Sporadic reappearance of minute amounts of hepatitis C virus RNA after successful therapy stimulates cellular immune responses.

Immunology Section, NIDDK, National Institutes of Health, DHHS, Bethesda, Maryland 20892-1800, USA.
Gastroenterology (Impact Factor: 12.82). 10/2010; 140(2):676-685.e1. DOI: 10.1053/j.gastro.2010.10.048
Source: PubMed

ABSTRACT Several studies have reported hepatitis C virus (HCV) RNA sequences in the circulation after treatment-induced or spontaneous recovery. We investigated whether the HCV RNA represents persistence of HCV infection or reinfection.
We studied 117 patients who recovered from HCV infection (98 following therapy and 19 spontaneously). A reverse-transcription polymerase chain reaction assay was used to detect the 5'-untranslated region of HCV. T-cell responses were studied by enzyme-linked immunospot for interferon-γ.
Plasma samples from 15% of treatment-recovered patients and no spontaneously recovered patient tested positive for HCV RNA. Lymphocytes from 3 patients who responded to therapy and 1 who recovered spontaneously tested positive.
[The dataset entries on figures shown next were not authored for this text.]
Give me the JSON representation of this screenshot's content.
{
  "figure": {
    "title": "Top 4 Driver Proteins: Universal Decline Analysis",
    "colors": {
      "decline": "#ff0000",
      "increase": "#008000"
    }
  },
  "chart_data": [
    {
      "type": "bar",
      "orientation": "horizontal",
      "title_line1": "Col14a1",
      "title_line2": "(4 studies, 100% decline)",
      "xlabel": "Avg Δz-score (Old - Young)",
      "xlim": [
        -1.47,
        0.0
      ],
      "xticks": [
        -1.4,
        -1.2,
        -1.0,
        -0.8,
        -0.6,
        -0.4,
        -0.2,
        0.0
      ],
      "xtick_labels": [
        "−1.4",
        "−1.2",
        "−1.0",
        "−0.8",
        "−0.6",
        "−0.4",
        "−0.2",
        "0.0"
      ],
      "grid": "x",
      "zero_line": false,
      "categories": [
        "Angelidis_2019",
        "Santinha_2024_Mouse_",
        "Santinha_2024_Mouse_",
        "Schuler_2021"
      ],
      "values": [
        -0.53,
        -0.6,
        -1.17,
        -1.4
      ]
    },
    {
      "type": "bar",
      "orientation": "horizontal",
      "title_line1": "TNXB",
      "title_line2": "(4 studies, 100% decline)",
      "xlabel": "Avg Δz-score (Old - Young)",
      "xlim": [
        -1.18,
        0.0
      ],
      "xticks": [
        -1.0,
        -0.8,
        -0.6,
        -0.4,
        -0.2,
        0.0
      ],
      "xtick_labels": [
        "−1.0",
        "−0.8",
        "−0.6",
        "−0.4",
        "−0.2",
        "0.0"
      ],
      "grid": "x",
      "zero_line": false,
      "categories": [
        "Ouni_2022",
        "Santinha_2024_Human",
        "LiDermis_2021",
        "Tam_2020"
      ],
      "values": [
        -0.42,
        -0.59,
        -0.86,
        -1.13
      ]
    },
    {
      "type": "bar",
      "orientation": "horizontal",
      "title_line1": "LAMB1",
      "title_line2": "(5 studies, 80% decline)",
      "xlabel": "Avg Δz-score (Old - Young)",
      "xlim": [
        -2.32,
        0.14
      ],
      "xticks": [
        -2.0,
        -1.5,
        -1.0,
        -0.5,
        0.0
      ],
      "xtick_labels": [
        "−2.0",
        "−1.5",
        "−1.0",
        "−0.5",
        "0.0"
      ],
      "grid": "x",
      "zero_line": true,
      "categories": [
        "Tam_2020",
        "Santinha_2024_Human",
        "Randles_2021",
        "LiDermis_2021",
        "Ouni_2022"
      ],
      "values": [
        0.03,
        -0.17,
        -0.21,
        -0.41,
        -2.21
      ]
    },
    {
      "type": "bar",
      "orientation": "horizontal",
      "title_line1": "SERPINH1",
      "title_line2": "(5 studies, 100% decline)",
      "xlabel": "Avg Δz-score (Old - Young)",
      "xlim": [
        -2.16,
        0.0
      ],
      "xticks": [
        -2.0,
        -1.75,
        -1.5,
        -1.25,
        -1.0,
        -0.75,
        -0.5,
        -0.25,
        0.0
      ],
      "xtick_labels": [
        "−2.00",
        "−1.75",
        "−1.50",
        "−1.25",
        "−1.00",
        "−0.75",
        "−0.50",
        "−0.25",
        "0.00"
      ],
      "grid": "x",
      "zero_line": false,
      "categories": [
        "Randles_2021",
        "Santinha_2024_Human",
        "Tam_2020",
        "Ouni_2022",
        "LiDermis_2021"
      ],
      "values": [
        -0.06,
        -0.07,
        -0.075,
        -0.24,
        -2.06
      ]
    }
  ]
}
The frequency of HCV RNA detection in plasma correlated inversely with the time after the end of treatment. Post-treatment HCV 5'-untranslated region sequences matched pretreatment sequences in 85% of cases. T-cell responses were significantly greater at time points with detectable trace amounts of HCV RNA than at time points without detectable HCV RNA (P = .035) and were primarily against nonstructural HCV antigens. The immune hierarchy was preserved over 5 years in patients whose post-treatment HCV RNA sequences matched pretreatment sequences, indicating HCV RNA persistence. An altered immune hierarchy with dominant immune responses, shifting from nonstructural to structural antigens, was observed in a single patient whose post-treatment HCV genotype differed from that of the pretreatment genotype, indicating HCV reinfection.
Trace amounts of HCV RNA of pretreatment sequence persisted and reappeared sporadically in the circulation within 8 years after recovery from hepatitis C but not thereafter, indicating that patients are cured of HCV infection. Reappearance of HCV RNA induced HCV-specific T-cell responses.